Sobre a receita e a fala da youtuber, Cierro diz que o autodiagnóstico faz com que muita gente espalhe informações erradas sobre tratamentos de transtornos do tipo. "A compulsão alimentar, diagnosticada por um médico, precisa de um tratamento multidisciplinar."

A dica é estar atento a forma que interagimos com o que vai ao nosso prato. "A sugestão de comer um alimento ultraprocessado como a gelatina zero é um desserviço.
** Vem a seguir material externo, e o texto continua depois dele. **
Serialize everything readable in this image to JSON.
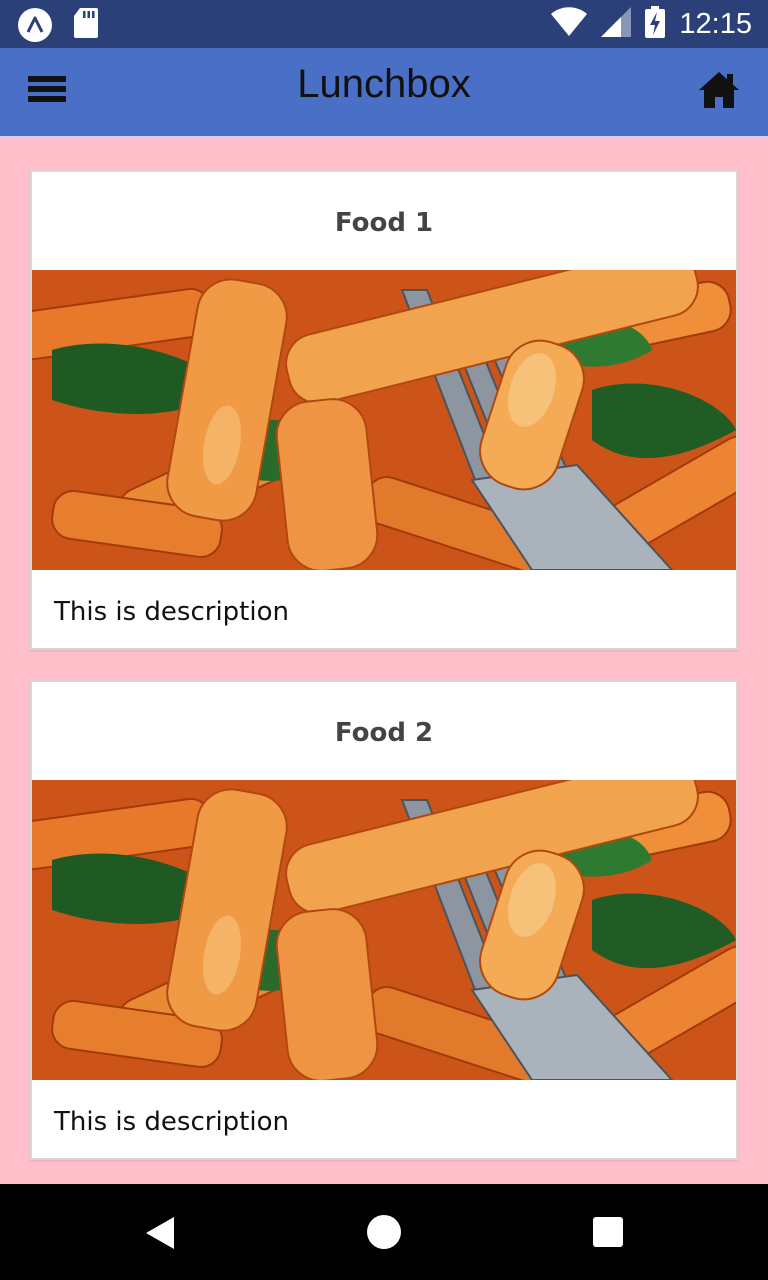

Dissemina o conceito distorcido de que basta um alimento ter zero calorias para ser saudável", diz Cierro.

Antes de escolher o melhor alimento, portanto, a pessoa deve ler os ingredientes da embalagem, verificando se há corantes, aditivos alimentares e edulcorantes, que podem prejudicar mais a saúde que ajudar, segundo a Asbran.

Além disso, no caso do pepino com gelatina, o substituto pode ser um gatilho. "A combinação de sabores do pepino com a gelatina aponta para restrição e punição, o contrário do que precisamos estabelecer para que o indivíduo ressignifique a relação com a comida", afirma.

A base da alimentação deve focar em alimentos in natura e minimamente processados, conforme recomendado pelo Guia Alimentar para a População Brasileira, disponível gratuitamente no site do Ministério da Saúde.

"Alimentos processados e ultraprocessados, por serem palatáveis e práticos, se tornam a base da alimentação. No entanto, eles são ricos em sódio, gordura e açúcar, indo na contramão de uma alimentação saudável", pondera a nutri.

Na hora da dieta, o indivíduo que precisa emagrecer, manter o peso ou mudar os hábitos alimentares deve construir um estilo de alimentação saudável a partir de suas próprias preferências e focando também em ter uma boa hidratação e um sono de boa qualidade. "Conhecimento é libertador. Se você não gosta de alface, tudo bem, existem outras tantas opções, como rúcula, acelga, repolho, entre outros. Porém, afirmar que não gosta de salada porque não come alface é um ponto que precisa ser explorado, partindo para outros alimentos e molhos que acompanham esse prato", diz Cierro.